Significant increases of CYP1A2 activity and protein were consistent with the increase of CYP1A2 mRNA, which indicate that the induction produced by HupA is related to transcription enhancement, while the induction produced by HupA 2 mg/kg was minor in contrast with 3-MC, a generally accepted CYP1A2 inducer. Interestingly, HupA-induced CYP1A2 expression was not paralleled by total CYP increase. On adverse, a reduction in total CYP was found in rats treated with HupA 2 mg/kg, which suggests that only total CYP may not always be adequate to indicate enzyme induction, especially when the extent of induction is weak.

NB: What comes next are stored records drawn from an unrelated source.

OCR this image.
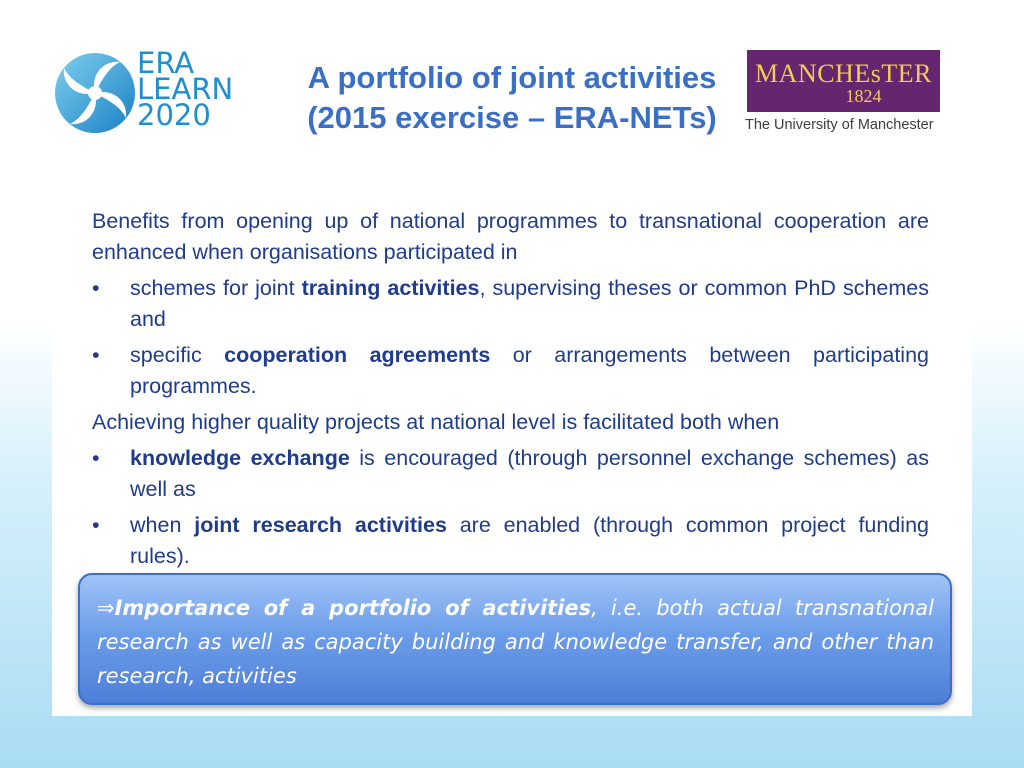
ERA
LEARN
2020
A portfolio of joint activities
(2015 exercise – ERA-NETs)
MANCHEsTER
1824
The University of Manchester
Benefits from opening up of national programmes to transnational cooperation are enhanced when organisations participated in
• schemes for joint training activities, supervising theses or common PhD schemes and
• specific cooperation agreements or arrangements between participating programmes.
Achieving higher quality projects at national level is facilitated both when
• knowledge exchange is encouraged (through personnel exchange schemes) as well as
• when joint research activities are enabled (through common project funding rules).
⇒Importance of a portfolio of activities, i.e. both actual transnational research as well as capacity building and knowledge transfer, and other than research, activities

The therapeutic doses of HupA in human should not be high enough to elicit an induction response of CYP1A2. CYP1A2, about 13 % of total CYP isoenzymes in human liver, is an enzyme with both pharmacologic and toxicologic significance, which involves metabolic clearance of many drugs and has been implicated in the metabolic activation of certain procarcinogens and promutagens. CYP1A2 activity can be induced by environmental factor like smoking and caffeinated drinks, and some drugs, such as insulin and modafinil. At the same time, CYP1A2 activity can be inhibited by other drugs, such as cimetidine, methoxsalen, quinolones, furafylline, citalopram, fluoxetine, fluvoxamine, and moclobemide. So doctors of AD patients should pay attention to the factors interfering CYP1A2 to avoid possible drug interactions and assure safety of HupA medication.

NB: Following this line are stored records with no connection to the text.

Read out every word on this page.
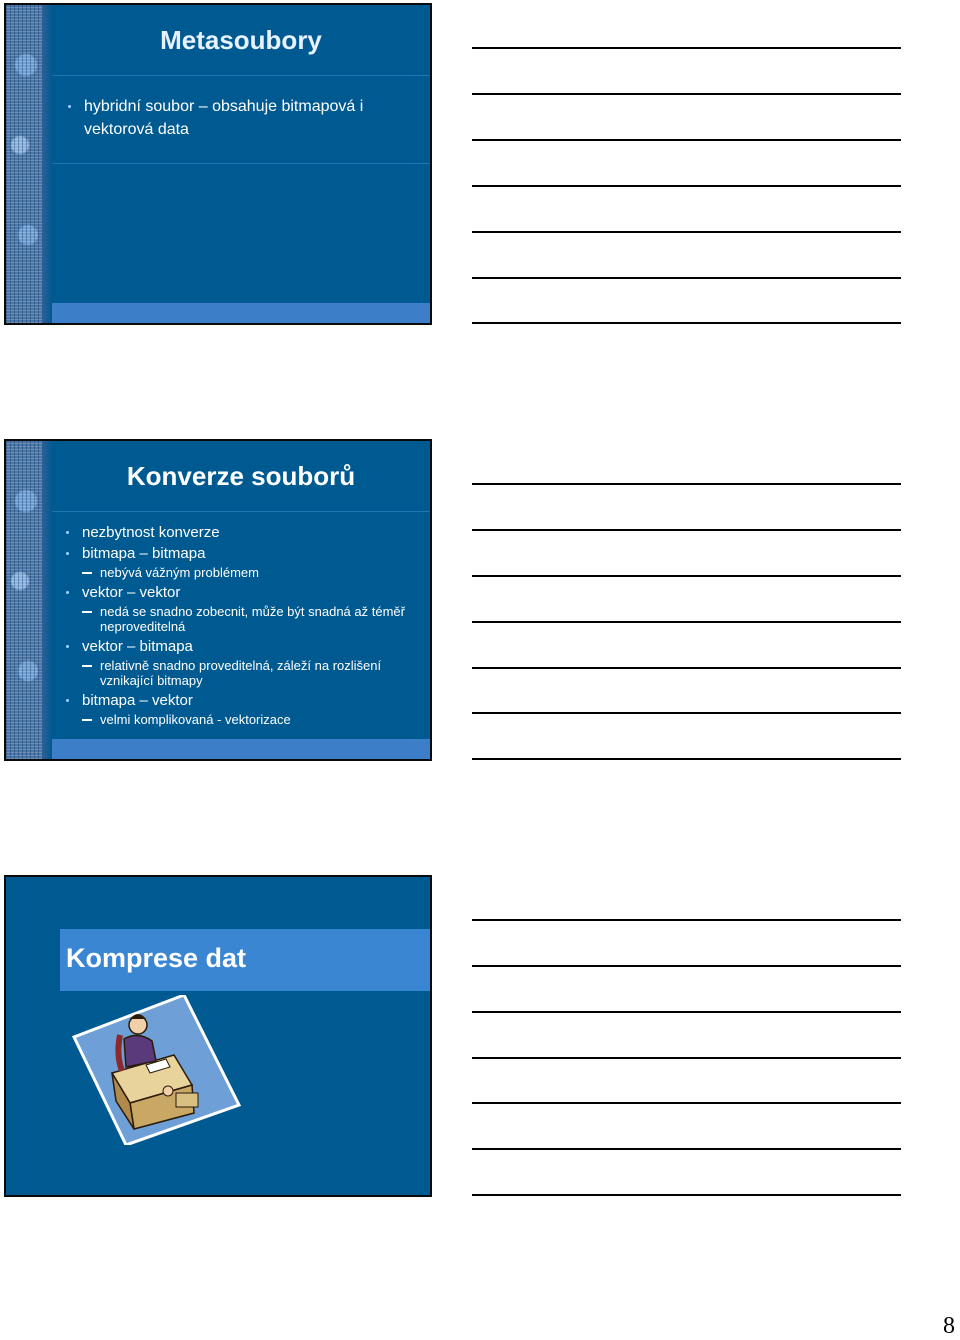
Metasoubory
hybridní soubor – obsahuje bitmapová i vektorová data
Konverze souborů
nezbytnost konverze
bitmapa – bitmapa
nebývá vážným problémem
vektor – vektor
nedá se snadno zobecnit, může být snadná až téměř neproveditelná
vektor – bitmapa
relativně snadno proveditelná, záleží na rozlišení vznikající bitmapy
bitmapa – vektor
velmi komplikovaná - vektorizace
Komprese dat
8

In conclusion, activity and expression of liver CYP were not affected in rats treated with pharmacological dose of HupA, but at toxicological dose of HupA may elicit a slight inductive response of CYP1A2. The CYP1A2 induction produced by HupA is related to transcription enhancement. Because CYP1A2 is involved in the metabolism of numerous important drugs, further studies are required to assess whether HupA causes a clinically relevant interaction with any CYP1A2 substrates and/or inhibitors.